Ironically, new numbers show that China’s trade with North Korea has expanded. Besides coal, China has continued to buy a number of items from North Korea. Seafood, clothing, iron ore, zinc and other minerals are still being bought. In fact, North Korean imports to China are up more than 200 percent.
It is safe to say that China’s economic sanctions on North Korea are not tough enough, actually almost pathetic. North Korea shows no sign of complying with the world’s demands and continues its testing and building of its nuclear program. The United States and other countries continue to show their force. For example, during North Korea’s last major testing, President Trump sent a Navy strike group to the region to show the country’s muscle. However, the president explains that tough Chinese sanctions are most likely the most effective way of getting North Korea to comply. After all, China is North Korea’s biggest economic backer. Without China exporting their products, the country’s economy would be in serious trouble.
The only issue is how to get China to implement these stricter sanctions. First, it would take getting the country to stop their friendly relations and bustling trade with the country. However, the two countries have a long history of relations.
North Korea and China act in concert, not just in the economic sphere but with regard to historical disputes. FOX News pointed out both countries’ efforts to overturn agreements entered into by Japan and South Korea at the end of 2015, and to fragment the trilateral relationship between U.S., South Korea and Japan. For a long time, the Korean peninsula was effectively under Chinese control. China did not think kindly of recent attempts by South Korea, which was once under its influence, to join the group of democracies. Looking to once again place Korea under its control, China is cooperating with North Korea with regard to intensifying its attacks, and is also sympathetic to domestic South Korean organizations which are favorable towards North Korea.

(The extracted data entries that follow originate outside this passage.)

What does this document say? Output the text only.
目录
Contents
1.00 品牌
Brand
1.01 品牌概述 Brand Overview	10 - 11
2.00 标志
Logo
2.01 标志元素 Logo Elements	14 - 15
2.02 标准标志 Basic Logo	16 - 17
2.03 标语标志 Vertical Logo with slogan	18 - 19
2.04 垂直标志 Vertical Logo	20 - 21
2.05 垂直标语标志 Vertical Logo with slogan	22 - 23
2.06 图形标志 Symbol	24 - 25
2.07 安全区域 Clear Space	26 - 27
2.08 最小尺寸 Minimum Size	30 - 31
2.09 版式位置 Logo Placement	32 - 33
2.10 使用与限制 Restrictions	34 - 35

In addition, an incident occurred in February during the Asian Winter Games, held in Sapporo, Japan, where China refused to allow its athletes to stay at a certain hotel. This stemmed from complaints was that the hotel had placed a book in every room which denied the Nanking Massacre. China says that during this event, 300,000 Nanking residents were slaughtered by the former Japanese Army, but arguments are appearing which cast doubt on the authenticity of those survivors’ accounts and photographs, and view the event as nothing more than Chinese propaganda.
China says they want North Korea to stop their nuclear program, but have continued to deny imposing unilateral sanctions on the country without an UN mandate. However, China needs to realize that simply being concerned will have no affect on the issue. Until stricter sanctions are imposed, the tension will continue to build.
Some political experts point out the possible reasons for China’s resistance to impose stricter sanctions. While they seem committed to the denuclearization of Asia, the thought of North Korea’s collapse could frighten them. The collapse would mean a unification of the Korean Peninsula, creating a strong power with Seoul as the capital. A collapse of the North Korean government could also cause a huge influx of refugees into their country, which they want to avoid. There are many reasons that continue to influence China’s decisions. However, with this conflict coming to a dangerous turning point, something needs to be done. The time is coming for China to cut ties with North Korea, which has acted in concert with China in the economic sphere and on historical issues, and join hands with the international community. Tensions continue to build in the region and without stricter sanctions, the conflict could have disastrous consequences for Asia and the rest of the world.